Don't be, Mikal answered, Don't ever be. It was dark, and Ansset slept again quickly.

12

If the Freemen of Eire had not been guilty, would they have fired on the first imperial troops to come questioning them at their supposedly secret base in Antrim? Some said not. But the Chamberlain said, It's too stupid to believe.

The Captain of the guard held his temper. It all fit. The accent pinpointed them to Antrim. Seventeen members of the group had been in Eastamerica for one reason or another during most or all of the time Ansset was kidnapped. And they opened fire the moment they saw the troops.

'There isn't a nationalist group that wouldn't have opened fire.

There are many nationalist groups that haven't.

Too convenient, I think, the Chamberlain insisted, not looking at Mikal because he had long since learned that looking at Mikal did not help at all to persuade him. Every damn one of the Freemen of Eire were killed. Every one!

They started killing themselves, when they saw they would lose.

And I think that Ansset is still a danger to Mikal!

I've found the conspiracy and destroyed it!

And then silence, as Mikal considered. Has Ansset been able to recognize any of the men you killed?

The Captain turned a little red in the face. There was a fire. Few of the bodies were recognizable. I showed him pictures, and he thinks that two or three might have been--

Might have been, scoffed the Chamberlain.

Might very well have been members of the crew on the ship. I did the best I could. I command fleets, dammit, not small mop-up crews!

Mikal looked at him coldly. Then, Captain, you should have let someone command who knew what he was doing.
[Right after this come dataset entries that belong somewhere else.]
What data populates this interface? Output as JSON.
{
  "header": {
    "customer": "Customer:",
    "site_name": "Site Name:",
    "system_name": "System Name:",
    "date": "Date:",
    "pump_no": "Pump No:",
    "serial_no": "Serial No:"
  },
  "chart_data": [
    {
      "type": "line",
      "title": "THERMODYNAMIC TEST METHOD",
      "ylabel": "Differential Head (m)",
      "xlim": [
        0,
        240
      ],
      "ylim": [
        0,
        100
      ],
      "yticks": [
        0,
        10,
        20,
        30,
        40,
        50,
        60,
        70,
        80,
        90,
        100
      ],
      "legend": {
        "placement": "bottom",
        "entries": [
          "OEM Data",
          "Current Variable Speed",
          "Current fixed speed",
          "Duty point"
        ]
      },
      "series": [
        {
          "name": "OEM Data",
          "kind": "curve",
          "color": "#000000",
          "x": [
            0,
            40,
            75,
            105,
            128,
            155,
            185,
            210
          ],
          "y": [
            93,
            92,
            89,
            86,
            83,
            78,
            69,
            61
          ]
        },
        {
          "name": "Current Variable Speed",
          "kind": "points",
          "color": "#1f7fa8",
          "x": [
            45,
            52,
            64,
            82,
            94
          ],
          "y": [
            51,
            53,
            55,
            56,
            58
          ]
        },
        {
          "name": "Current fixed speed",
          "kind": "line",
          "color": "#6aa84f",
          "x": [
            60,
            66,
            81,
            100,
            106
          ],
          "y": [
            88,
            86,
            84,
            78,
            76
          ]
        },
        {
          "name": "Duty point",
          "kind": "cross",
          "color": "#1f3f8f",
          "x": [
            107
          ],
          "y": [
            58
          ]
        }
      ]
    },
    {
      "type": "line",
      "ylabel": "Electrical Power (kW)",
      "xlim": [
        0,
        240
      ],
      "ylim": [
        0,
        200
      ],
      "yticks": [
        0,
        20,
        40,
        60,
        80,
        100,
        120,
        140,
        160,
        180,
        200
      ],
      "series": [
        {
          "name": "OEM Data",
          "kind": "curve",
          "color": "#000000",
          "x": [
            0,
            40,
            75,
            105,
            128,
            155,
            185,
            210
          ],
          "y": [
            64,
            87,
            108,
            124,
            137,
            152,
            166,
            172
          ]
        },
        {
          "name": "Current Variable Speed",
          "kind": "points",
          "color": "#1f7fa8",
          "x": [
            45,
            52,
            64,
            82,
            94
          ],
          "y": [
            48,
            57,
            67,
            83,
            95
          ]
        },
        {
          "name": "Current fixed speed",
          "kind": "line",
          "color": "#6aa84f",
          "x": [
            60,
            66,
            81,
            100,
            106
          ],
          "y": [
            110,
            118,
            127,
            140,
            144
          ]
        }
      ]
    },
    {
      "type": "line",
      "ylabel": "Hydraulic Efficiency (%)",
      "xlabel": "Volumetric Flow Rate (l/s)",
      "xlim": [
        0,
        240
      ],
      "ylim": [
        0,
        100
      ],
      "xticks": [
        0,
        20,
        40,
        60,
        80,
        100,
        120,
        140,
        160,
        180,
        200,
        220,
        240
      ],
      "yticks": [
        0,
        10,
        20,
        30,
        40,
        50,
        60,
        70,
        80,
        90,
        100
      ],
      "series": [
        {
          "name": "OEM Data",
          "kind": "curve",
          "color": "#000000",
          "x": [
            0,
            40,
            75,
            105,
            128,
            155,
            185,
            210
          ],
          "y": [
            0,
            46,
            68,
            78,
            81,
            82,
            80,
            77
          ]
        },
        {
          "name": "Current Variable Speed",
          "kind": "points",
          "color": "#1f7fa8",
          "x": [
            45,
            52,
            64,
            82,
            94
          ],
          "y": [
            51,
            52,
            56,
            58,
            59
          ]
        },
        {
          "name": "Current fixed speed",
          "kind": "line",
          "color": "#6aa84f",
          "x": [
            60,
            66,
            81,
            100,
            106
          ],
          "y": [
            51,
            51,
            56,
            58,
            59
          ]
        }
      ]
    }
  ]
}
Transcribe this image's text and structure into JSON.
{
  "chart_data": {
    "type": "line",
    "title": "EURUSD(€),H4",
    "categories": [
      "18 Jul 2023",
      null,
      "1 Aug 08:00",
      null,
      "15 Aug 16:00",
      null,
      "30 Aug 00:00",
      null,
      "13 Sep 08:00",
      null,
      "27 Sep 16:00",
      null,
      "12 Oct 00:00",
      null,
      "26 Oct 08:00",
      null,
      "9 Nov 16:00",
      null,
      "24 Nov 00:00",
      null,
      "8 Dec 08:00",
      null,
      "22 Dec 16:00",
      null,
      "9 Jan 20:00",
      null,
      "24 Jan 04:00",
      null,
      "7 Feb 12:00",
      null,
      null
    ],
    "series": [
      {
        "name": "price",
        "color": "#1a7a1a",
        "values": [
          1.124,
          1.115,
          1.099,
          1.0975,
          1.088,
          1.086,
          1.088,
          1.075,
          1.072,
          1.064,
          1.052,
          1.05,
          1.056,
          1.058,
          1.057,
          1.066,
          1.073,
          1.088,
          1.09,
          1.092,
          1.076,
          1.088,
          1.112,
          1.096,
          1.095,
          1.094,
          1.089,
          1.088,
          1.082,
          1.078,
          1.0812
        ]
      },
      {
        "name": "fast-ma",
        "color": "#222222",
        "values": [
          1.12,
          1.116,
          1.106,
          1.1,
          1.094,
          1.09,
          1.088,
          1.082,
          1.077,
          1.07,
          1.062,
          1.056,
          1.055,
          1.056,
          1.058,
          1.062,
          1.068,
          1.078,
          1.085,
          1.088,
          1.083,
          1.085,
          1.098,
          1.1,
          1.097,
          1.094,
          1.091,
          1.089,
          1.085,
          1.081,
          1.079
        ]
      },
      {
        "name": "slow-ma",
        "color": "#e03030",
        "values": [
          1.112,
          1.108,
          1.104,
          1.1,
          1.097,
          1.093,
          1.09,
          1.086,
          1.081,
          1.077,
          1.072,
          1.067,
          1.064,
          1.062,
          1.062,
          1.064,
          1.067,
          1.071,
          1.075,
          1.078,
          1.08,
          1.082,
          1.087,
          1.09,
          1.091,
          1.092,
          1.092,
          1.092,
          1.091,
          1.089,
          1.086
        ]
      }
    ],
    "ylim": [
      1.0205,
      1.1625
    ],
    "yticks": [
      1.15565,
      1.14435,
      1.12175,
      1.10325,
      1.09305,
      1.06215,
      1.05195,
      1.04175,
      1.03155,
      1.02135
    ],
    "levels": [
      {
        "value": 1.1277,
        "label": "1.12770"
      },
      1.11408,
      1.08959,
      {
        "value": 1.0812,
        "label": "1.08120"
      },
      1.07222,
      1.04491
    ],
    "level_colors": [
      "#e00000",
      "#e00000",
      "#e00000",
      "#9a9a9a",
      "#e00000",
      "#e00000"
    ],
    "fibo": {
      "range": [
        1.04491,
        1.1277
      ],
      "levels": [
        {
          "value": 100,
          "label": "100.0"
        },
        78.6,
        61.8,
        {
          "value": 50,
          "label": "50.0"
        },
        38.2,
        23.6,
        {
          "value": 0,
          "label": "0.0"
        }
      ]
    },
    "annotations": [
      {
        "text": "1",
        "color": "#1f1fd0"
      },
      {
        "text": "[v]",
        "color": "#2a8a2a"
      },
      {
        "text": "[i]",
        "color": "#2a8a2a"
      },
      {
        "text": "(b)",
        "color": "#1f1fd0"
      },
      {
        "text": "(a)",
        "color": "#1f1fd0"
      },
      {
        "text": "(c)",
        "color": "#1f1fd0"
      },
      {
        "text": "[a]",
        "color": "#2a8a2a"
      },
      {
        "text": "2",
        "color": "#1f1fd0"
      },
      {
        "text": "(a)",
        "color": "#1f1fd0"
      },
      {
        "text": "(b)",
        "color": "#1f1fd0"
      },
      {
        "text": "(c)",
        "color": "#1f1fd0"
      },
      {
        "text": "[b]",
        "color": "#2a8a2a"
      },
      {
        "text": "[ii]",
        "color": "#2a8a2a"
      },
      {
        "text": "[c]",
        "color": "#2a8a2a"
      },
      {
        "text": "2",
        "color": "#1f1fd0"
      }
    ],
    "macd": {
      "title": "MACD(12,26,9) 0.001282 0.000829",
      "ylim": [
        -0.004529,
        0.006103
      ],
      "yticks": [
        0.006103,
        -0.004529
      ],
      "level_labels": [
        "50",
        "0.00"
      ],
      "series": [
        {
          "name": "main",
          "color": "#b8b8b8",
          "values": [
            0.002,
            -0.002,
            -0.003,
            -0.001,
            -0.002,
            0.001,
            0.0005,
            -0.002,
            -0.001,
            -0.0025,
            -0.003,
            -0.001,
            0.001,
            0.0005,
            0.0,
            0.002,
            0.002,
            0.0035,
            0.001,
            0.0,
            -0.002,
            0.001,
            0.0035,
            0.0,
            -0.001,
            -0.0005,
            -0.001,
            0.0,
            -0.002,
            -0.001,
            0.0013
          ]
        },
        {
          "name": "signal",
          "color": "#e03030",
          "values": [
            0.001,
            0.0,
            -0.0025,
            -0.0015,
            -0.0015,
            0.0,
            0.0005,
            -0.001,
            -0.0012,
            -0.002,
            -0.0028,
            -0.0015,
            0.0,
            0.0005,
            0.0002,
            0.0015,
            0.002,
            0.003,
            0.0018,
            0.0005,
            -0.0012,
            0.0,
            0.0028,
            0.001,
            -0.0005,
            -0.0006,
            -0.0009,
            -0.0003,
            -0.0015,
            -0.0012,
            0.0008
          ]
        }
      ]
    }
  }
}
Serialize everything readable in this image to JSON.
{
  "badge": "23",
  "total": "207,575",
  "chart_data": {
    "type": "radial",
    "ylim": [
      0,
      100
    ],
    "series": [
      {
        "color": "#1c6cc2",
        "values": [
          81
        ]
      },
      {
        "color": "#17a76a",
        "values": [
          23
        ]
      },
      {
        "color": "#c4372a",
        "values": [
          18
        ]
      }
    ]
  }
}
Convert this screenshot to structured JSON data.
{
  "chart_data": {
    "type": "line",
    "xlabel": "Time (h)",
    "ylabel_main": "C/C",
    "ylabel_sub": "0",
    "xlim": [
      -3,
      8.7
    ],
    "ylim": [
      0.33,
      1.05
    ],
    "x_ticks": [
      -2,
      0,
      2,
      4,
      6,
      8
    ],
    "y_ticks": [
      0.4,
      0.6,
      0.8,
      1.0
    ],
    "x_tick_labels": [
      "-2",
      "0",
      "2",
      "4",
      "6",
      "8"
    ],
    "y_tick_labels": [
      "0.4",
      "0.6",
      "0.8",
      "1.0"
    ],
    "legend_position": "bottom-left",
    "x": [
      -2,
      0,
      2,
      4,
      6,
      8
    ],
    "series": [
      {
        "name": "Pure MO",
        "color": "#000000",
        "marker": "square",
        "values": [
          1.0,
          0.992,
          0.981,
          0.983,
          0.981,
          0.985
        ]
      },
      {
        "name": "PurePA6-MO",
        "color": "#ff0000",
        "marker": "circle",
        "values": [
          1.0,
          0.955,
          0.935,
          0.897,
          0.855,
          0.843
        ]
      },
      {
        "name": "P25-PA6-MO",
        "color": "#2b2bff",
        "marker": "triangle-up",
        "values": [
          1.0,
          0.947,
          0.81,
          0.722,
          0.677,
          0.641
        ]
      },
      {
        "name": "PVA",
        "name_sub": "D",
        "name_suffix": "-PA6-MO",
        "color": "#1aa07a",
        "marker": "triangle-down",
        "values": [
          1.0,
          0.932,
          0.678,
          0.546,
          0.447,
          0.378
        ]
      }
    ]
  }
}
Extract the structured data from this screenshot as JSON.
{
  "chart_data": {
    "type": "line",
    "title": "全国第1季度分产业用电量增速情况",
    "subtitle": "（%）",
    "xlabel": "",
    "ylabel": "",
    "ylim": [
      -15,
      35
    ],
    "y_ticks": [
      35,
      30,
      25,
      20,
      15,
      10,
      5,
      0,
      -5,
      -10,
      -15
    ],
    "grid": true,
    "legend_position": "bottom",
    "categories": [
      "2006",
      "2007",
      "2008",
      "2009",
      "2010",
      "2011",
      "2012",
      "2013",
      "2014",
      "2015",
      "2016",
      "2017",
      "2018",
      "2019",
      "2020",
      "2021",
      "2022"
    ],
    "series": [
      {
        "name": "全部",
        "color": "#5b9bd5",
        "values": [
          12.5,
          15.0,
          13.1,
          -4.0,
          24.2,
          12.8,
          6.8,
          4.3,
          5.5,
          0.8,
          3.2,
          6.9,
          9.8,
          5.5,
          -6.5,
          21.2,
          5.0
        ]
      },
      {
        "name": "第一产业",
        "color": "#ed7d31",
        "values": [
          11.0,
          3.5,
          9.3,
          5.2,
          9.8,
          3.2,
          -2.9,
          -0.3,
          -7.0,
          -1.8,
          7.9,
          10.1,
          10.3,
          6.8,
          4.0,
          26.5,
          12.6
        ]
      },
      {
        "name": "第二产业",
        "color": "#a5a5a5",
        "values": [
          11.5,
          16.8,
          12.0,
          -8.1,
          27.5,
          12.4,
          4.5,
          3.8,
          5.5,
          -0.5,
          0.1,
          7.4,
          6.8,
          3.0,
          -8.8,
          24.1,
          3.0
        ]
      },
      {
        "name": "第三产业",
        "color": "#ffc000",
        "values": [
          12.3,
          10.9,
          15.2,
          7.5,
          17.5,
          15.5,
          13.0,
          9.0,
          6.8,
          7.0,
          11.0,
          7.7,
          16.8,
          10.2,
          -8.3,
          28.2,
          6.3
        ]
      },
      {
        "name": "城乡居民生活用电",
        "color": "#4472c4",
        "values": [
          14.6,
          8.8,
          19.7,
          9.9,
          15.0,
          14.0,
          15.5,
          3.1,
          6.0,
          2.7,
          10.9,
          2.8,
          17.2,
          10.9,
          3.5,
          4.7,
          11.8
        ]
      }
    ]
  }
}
I wanted to make-to make sure there weren't any mistakes.

Neither Mikal nor the Chamberlain needed to say anything to that. What's done is done, said the Chamberlain. But I don't think we ought to get complacent. The enemy was clever enough to get Ansset in the first place and keep him for five months where we couldn't find him. I suspect that even if some or all of the crew were Freemen of Eire, the conspiracy didn't originate with them. They were too easy to find. From the accent. Remember, the kidnapper was able to hide every single day from Ansset's memory and our best probing. If he hadn't wanted us to find the Freemen, he would have blocked those memories, too.

The Captain was not one to cling to defeated arguments. You're exactly right. I was taken in.

So were we all, at one time or another, Mikal said, which did much to ease the Captain's discomfort. You may leave, Mikal told him, and the Captain bowed his head and got up and left. The Chamberlain was alone with Mikal in the meeting room, except for the three trusted guards who watched every movement.

I'm concerned, said Mikal.

And so am I.

No doubt. I'm worried because the Captain is not a stupid man, and he has been behaving stupidly. I assume you've been having men follow him ever since he was appointed.